The Twelve-Key Challenge
We’ll move some really cool riffs through all twelve keys. You’ll learn how to harness your musical brain on a higher level of mastery. This will enable you to build skills like: how to lock new melodies into your memory faster; mastery over the basic intervals encountered in every piece of music you’ll ever play; how to move with lightning speed between half, first, and extended first positions; fingering options; how to bypass muscle memory in favor of auditory and analytical memory, and SO much more! Based on Julie’s book, Twelve-Key Practice: The Path to Mastery and Individuality.
Gypsy Jazz: Soup to Nuts
This class will introduce swing repertoire and techniques developed by Django Reinhardt and violinist Stephane Grappelli in France in the 1930s in the group, “The Quintette du Hot Club de France.” This uplifting swing style offers short, fun melodies with space for soloing that can often be boiled down to one five-note scale. Tunes will be organized and taught through specific practice approaches and skills.
Five Ways to Learn a Tune
Is it taking too long to learn a tune? Are you having trouble remembering tunes you thought you’d learned so well? Do you have to start at the beginning of the tune over and over again to remember the rest of it?
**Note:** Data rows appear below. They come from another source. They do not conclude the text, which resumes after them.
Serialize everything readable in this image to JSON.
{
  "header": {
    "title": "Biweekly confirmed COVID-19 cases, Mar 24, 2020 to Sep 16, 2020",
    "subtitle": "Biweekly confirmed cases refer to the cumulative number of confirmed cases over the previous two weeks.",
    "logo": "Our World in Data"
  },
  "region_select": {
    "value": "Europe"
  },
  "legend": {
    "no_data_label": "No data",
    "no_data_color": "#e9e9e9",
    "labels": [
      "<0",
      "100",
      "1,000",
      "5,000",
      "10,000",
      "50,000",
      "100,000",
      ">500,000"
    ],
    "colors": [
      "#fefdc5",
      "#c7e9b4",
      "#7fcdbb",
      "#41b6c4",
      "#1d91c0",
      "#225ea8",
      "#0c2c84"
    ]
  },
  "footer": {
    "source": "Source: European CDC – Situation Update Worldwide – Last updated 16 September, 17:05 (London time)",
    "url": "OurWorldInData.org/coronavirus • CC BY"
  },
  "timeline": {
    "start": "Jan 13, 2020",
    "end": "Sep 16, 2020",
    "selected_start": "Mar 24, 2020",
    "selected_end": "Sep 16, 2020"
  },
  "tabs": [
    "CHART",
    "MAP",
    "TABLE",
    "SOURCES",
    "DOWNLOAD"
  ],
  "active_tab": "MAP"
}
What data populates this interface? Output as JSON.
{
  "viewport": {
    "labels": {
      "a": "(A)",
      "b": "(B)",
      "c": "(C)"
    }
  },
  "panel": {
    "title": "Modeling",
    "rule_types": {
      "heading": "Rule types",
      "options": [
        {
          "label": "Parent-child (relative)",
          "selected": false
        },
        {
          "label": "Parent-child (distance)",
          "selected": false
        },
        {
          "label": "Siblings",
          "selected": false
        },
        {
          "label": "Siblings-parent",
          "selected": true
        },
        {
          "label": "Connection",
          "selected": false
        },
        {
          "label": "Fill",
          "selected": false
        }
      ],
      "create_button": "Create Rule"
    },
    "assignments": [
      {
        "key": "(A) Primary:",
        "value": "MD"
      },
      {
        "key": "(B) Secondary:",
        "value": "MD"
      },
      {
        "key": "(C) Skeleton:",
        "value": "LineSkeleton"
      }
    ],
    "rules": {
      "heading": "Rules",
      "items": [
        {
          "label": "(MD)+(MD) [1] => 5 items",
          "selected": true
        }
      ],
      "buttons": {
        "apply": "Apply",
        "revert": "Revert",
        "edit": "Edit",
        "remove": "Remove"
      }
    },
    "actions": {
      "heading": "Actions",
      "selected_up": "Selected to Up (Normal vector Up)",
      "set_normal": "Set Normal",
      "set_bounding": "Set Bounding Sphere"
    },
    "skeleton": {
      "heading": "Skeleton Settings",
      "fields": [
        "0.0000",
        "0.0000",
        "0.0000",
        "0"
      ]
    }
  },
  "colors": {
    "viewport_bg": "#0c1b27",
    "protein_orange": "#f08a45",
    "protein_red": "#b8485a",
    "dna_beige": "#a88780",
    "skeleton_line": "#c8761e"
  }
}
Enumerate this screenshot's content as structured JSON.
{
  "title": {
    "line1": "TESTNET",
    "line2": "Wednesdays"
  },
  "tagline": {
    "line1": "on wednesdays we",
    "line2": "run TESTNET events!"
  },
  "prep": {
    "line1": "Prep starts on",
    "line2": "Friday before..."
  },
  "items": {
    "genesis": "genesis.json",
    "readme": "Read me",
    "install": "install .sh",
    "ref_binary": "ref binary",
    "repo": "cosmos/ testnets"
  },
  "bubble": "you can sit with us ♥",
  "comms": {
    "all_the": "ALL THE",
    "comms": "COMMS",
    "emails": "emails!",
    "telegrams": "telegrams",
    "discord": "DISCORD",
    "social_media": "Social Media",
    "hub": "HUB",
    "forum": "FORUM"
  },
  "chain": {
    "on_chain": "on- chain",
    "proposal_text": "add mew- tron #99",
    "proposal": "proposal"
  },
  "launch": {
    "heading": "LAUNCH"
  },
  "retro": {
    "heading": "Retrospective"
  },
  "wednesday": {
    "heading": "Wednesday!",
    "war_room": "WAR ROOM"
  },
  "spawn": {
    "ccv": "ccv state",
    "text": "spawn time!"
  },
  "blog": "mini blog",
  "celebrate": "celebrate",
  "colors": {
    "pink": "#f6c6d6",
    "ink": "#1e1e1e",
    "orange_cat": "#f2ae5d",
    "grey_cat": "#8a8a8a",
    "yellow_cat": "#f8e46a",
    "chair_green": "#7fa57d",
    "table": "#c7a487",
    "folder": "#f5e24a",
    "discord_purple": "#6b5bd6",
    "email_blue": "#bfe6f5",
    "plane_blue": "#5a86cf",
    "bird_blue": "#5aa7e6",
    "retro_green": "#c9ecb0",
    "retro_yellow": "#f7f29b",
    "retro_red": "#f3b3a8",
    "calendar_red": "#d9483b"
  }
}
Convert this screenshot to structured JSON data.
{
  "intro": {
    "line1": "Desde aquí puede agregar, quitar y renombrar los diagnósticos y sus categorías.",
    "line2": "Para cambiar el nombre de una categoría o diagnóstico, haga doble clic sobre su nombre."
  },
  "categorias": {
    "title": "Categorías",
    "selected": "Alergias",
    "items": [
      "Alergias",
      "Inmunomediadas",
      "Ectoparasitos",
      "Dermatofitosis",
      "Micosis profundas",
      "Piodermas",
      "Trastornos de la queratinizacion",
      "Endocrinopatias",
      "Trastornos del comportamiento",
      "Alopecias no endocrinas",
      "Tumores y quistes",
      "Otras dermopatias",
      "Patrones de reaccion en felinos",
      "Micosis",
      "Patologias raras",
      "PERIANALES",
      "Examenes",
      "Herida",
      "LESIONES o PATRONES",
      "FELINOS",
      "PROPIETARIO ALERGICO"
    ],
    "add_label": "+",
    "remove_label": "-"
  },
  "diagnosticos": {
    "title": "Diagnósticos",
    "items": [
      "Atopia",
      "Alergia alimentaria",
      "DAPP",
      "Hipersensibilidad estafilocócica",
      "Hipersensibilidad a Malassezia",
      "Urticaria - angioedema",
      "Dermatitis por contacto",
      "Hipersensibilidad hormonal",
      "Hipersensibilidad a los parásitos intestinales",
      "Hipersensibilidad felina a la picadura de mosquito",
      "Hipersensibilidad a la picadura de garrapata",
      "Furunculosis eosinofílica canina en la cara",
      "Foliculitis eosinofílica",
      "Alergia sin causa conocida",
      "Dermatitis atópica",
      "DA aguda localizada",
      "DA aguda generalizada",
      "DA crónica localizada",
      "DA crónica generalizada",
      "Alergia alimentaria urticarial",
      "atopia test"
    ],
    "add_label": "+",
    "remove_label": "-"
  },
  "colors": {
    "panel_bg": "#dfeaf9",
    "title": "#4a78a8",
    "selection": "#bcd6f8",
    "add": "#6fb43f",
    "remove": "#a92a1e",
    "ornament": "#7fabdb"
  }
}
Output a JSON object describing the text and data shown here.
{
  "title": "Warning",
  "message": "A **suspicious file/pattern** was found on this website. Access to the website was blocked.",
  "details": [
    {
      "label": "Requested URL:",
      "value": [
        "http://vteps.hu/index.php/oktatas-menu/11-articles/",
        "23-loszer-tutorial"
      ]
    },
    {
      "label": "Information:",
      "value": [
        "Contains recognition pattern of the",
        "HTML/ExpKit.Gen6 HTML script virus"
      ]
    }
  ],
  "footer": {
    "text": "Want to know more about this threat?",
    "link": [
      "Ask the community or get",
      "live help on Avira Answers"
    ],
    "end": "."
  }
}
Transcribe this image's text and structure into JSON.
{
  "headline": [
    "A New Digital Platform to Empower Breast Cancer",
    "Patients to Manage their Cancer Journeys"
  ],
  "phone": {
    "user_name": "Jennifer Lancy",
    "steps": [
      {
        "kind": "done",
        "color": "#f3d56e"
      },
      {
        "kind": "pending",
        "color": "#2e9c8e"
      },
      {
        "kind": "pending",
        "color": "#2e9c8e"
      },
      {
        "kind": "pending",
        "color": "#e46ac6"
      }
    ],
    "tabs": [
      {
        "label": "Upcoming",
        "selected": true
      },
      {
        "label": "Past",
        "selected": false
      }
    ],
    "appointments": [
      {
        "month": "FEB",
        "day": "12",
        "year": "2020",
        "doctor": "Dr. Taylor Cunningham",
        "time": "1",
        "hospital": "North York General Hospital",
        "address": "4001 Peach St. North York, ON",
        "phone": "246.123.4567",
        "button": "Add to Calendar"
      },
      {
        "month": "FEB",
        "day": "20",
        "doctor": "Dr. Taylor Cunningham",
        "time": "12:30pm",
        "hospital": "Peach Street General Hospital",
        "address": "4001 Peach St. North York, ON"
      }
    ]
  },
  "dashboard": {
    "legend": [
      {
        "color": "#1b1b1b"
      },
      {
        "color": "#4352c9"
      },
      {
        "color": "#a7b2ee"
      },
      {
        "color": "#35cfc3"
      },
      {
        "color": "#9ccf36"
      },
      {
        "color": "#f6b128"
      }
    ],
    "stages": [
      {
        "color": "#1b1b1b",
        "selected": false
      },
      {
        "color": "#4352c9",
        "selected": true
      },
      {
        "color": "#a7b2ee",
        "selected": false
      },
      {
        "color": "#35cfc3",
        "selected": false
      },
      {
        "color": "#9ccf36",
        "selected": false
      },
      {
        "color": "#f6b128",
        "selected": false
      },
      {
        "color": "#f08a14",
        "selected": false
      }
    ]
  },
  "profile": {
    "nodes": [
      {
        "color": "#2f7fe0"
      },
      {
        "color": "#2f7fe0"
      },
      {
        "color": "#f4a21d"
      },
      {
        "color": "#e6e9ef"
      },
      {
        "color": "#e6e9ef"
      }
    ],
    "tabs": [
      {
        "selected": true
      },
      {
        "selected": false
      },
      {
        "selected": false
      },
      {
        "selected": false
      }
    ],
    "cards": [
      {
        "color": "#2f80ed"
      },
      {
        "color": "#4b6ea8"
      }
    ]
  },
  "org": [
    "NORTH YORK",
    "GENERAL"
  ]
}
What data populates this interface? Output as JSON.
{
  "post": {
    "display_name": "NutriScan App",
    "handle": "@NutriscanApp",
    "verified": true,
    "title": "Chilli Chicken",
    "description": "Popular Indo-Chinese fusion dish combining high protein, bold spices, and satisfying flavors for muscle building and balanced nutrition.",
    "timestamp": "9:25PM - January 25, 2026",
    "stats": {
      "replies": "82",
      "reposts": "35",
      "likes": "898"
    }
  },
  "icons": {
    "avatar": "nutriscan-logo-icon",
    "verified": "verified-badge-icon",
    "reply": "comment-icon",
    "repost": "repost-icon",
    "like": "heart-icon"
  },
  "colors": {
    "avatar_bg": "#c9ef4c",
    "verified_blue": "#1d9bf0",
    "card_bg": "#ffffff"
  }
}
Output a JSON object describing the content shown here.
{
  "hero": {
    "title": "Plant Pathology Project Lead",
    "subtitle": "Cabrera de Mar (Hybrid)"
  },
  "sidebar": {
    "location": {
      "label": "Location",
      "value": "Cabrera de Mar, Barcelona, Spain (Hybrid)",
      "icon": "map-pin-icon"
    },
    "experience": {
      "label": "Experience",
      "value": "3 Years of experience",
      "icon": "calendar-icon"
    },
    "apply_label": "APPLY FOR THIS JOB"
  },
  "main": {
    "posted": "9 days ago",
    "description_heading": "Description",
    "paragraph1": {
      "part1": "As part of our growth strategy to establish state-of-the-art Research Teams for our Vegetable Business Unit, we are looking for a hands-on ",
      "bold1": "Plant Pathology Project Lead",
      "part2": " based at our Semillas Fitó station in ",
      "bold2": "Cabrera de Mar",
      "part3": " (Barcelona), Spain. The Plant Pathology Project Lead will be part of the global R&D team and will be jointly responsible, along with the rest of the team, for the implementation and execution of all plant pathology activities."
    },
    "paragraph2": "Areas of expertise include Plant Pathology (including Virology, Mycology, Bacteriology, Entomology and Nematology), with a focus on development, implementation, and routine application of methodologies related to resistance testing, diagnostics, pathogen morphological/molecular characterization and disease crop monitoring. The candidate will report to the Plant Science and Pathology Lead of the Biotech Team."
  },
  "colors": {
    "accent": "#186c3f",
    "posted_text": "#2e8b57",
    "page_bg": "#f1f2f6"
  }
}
This session will illuminate the “muscles” of the musical brain and how to use them to lock in your tunes for life.
Blues Extravaganza
Violinists and vocalists invented the style we call “the blues.” Without the blues, we might not have Boogie Woogie, rock, pop, or possibly even swing! This style even influenced traditional Appalachian fiddling. We’ll explore techniques from the early blues fiddlers as well as the dynamic ingredients needed to jam over 12-bar blues. Let’s boost your Superpowers in this style.
The Chemistry of Nervousness
A negative performance experience can easily convert the joy of making and sharing music into a fearful, disappointing event. Julie will explain the role the two nervous systems play when left to their own devices. The good news is that there are specific steps you can take to harness your nerves and use them to create an even better performance!
Fear… How to Oust the Demon
Fear. What is it good for? Absolutely NOTHING! Yet it often runs our lives, sometimes hidden, yet other times, crippling. We were instilled with fear to protect us from predatory animals and dangerous situations. But most of us don’t encounter these conditions much—if at all—across our lives.
And for us musicians, fear can be crippling.
This session will explore the various conditions across our musical lives that push the fear button in us, how that affects our musicianship, and what we can do to change our gut reaction(s) to this debilitating emotion.
Playing Healthy: How to Avoid Injury and How to Heal Yourself
JULIE LYONN LIEBERMAN has presented Playing Healthy clinics throughout the United States as well as in Canada, Scotland, and France. Sites have included The Starling-Delay Symposium at Juilliard, National String Workshop, International String Workshop, Eastman Conservatory, Manhattan School of Music, The New School for Jazz and Contemporary Music, Berklee College of Music, the Royal Academy of Music, numerous colleges and universities, the European String Teachers Association, as well as for American String Teachers Associations’ and National Association for Music Educations’ state conferences, among others.
Ms. Lieberman IS the author of one of the first music medicine books in the world, You Are Your instrument (1991), now in its fifth edition and available as a digital book. She has also authored four spin-off DVDs: The Violin in Motion, Violin and Viola Ergonomics: Determine the Optimum Playing Position and Support for Your Body-Type; The Instrumentalist’s Guide to Fitness, Health, and Musicianship; and The Vocalist’s Guide to Fitness, Health, and Musicianship.
Fun Gateways Into Improvisation
Julie has been teaching string players and teachers how to improvise for over 40 years. She’s developed a coterie of engaging games and techniques to master this art. Throw fear and inhibition to the wind. Get ready to forge your own voice on your instrument.
Galician Tunes from Northwest Spain
During her work on her new trio of books, A Festival of Violin & Fiddle Styles FOR VIOLIN, FOR VIOLA, and FOR CELLO, Julie was able to connect with a Galician bagpiper in Spain, who unearthed some tunes from the late 1800s for her to include in the book. She will teach two during this session after filling you in on a touch of history about this style,
How to Sing While You Play
Julie first started to sing with her violin in the mid-1970s. Some of her voice students from her now defunct NYC Music Studio, included Grammy-nominated Vanessa Carlton, Grammy-nominated Putnam Murdoch, and a number of Broadway actors.
Julie performed live as a vocalist/violinist with the off-Broadway show she composed the music for and performed in at La Mama and Theatre of Nations, as well as on all of her recordings. This will be a fun session, starting with a few vocal warm-ups and techniques, followed by exercises with your instrument.